When comparing YouCompleteMe vs TabNine, the Slant community recommends YouCompleteMe for most people. In the question“What are the best semantic autocompletion plugins for Vim?” YouCompleteMe is ranked 2nd while TabNine is ranked 4th.
Ranked in these QuestionsQuestion Ranking
Pro Good fuzzy completion
Pro Multiple ways to complete, multi language support
Pro Clang code completion
Pro Works out-of-the box, not much configuration work necessary
Maybe use this:
let g:ycm_add_preview_to_completeopt = 1
let g:ycm_autoclose_preview_window_after_completion = 1
nnoremap <leader>d :YcmCompleter GetDoc<CR>
nnoremap <leader>j :YcmCompleter GoTo<CR>
Pro Suggestions are truly context-aware
TabNine recognizes code intelligently by applying machine learning techniques to your codebase. It can generalize from only two examples, suggest completions based on lines of code before it, and even suggest completions for comments.
Pro Works out of the box
TabNine literally requires no configuration at all — it works as advertised out of the box.
Pro Similar configuration options as YouCompleteMe
If you need to configure the behavior of completions (e.g. only showing the dropdown when you hit
<C-n>), you should be able to do so through YouCompleteMe's configuration options, as the vim plugin is a fork of it.
Pro Paid features available for free when working with Rust code
The developers made paid features always available for free when auto-completing Rust code, in acknowledgment of how TabNine is made possible by the Rust ecosystem.
Pro Single-plugin install with no other dependencies
All you need to use TabNine is install the vim plugin. It doesn't require any external dependencies, binaries, packages, language servers, etc.

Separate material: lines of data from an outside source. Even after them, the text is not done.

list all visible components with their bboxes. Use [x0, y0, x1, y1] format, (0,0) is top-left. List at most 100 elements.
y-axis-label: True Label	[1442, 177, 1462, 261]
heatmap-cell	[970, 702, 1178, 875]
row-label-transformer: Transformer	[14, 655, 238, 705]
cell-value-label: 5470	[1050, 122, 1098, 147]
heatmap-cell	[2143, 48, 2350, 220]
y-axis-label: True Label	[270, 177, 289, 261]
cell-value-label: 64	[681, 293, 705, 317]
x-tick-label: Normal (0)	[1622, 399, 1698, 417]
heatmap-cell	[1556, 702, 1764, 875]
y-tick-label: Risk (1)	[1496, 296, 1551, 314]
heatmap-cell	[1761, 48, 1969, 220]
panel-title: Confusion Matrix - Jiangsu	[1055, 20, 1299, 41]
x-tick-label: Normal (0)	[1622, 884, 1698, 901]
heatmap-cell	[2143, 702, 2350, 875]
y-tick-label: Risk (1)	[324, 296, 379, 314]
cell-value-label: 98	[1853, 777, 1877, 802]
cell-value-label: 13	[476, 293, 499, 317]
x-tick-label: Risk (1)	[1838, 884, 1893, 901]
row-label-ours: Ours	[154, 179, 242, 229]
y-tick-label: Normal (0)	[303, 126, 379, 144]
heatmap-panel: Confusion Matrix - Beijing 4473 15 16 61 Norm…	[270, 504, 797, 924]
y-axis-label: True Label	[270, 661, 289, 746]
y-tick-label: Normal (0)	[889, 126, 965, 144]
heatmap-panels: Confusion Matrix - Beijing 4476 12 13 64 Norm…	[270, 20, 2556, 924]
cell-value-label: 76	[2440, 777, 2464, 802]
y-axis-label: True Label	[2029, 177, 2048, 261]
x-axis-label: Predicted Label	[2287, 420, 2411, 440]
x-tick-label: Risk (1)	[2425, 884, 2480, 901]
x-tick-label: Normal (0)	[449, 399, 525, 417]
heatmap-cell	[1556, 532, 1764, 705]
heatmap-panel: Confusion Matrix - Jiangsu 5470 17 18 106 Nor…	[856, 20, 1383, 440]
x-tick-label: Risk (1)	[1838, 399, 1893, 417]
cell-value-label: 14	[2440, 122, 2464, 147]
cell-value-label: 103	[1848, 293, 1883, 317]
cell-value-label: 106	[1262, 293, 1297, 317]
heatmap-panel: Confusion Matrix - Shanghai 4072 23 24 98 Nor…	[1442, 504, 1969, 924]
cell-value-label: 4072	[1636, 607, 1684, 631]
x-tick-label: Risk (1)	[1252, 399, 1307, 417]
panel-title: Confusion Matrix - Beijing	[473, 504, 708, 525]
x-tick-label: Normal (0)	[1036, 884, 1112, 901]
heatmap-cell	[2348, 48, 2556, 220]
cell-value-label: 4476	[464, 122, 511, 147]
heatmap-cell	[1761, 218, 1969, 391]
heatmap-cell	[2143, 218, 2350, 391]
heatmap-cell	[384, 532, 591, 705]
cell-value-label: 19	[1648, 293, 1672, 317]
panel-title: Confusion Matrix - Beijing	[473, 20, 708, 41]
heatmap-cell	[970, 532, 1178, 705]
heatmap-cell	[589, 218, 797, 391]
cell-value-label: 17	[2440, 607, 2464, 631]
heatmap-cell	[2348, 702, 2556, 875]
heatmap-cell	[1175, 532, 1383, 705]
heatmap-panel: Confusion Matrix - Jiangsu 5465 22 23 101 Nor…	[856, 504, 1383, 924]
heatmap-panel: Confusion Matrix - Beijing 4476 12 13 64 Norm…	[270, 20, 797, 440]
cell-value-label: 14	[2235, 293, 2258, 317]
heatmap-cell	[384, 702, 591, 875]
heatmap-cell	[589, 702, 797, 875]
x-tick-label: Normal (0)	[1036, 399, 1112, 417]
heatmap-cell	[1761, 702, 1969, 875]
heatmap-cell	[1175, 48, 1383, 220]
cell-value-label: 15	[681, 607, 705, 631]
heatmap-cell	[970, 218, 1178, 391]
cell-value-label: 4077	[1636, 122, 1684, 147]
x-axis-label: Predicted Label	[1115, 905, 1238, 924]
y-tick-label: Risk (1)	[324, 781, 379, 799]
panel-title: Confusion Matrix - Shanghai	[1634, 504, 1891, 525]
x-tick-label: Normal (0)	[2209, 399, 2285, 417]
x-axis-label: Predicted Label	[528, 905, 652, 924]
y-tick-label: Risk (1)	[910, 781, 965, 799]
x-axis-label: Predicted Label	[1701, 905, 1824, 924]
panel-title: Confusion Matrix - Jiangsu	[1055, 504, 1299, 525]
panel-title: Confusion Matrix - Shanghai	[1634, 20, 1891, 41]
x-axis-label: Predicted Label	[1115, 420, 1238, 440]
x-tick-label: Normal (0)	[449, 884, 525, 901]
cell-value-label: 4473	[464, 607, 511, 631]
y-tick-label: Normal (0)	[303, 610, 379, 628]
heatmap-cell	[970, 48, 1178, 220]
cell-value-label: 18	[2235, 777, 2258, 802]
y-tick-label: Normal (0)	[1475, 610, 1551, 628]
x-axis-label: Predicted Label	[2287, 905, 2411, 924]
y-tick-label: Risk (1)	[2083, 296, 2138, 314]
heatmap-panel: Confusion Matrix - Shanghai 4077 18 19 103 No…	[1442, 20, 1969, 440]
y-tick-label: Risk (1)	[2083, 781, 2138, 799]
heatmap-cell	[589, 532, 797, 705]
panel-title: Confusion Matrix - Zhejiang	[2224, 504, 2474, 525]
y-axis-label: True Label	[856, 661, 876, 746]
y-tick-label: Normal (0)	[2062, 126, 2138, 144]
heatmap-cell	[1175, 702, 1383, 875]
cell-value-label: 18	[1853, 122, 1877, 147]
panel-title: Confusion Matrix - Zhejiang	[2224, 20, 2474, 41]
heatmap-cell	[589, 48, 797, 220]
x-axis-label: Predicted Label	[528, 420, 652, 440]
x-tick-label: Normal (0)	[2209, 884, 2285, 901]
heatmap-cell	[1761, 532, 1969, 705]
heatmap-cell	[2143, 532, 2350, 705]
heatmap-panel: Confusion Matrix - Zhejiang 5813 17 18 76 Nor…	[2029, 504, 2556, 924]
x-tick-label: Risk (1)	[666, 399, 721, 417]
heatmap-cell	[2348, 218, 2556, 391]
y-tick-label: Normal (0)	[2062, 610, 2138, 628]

Pro Works with any language
TabNine can provide suggestions for any language, thanks to the way TabNine's completion engine works.
Pro Extremely fast
TabNine can suggest completions extremely fast — they pop-up immediately after you type a letter with no noticeable lag, compared to some other completion plugins. It promises ~20ms response time when auto-completing anything, and it's built on Rust where speed and memory-efficiency are first-class citizens of the language and ecosystem.
Pro Compatible with other editors
Apart from vim, you can use TabNine with Sublime Text, VS Code, and Atom.
Pro License keys are one-time purchases
You can purchase a license key for $29 and receive free updates — there's no subscription models of any sort. The license key can also be used multiple times, on various other supported editors, since they're not locked to a single installation or machine.
Con Too many dependencies
Compared to others, it has too many dependencies.
Con Extremely heavyweight
YouCompleteMe installations are hundreds of megabytes large.
Con Works best only with C family languages
YouCompleteMe works best for C-based languages (C, C++, Objective-C, Objective-C++) and it's semantic engine is Clang-based which means that it only works for the C-family languages.
Con Does not have function arguments quick-preview (for Python)
You need to check the Docs too see how a function is defined.
Con No Julia support
Only Deoplete seems to have that at the moment.
The TabNine binary required by the vim plugin is proprietary, and subject to TabNine's EULA.
Con Free version is severely limited
The free version can only really provide suggestions for small projects not exceeding 200KB in file sizes. Once you hit the limit, it only provide suggestions partially. This is due to the way TabNine works — it builds an index of your project and gives suggestions based on that, and 200KB is the index limit for the free version.
Con "Deep Learning" model is RAM hungry
It uses a lot of memory for a text-editor feature, and that's on top of whatever text editor you're using. Open a few instances of VS Code + TabNine + Firefox and you can easily cause your computer to start heavily swapping. (This only applies to the local ML model, not if you trust the cloud ML model instead.)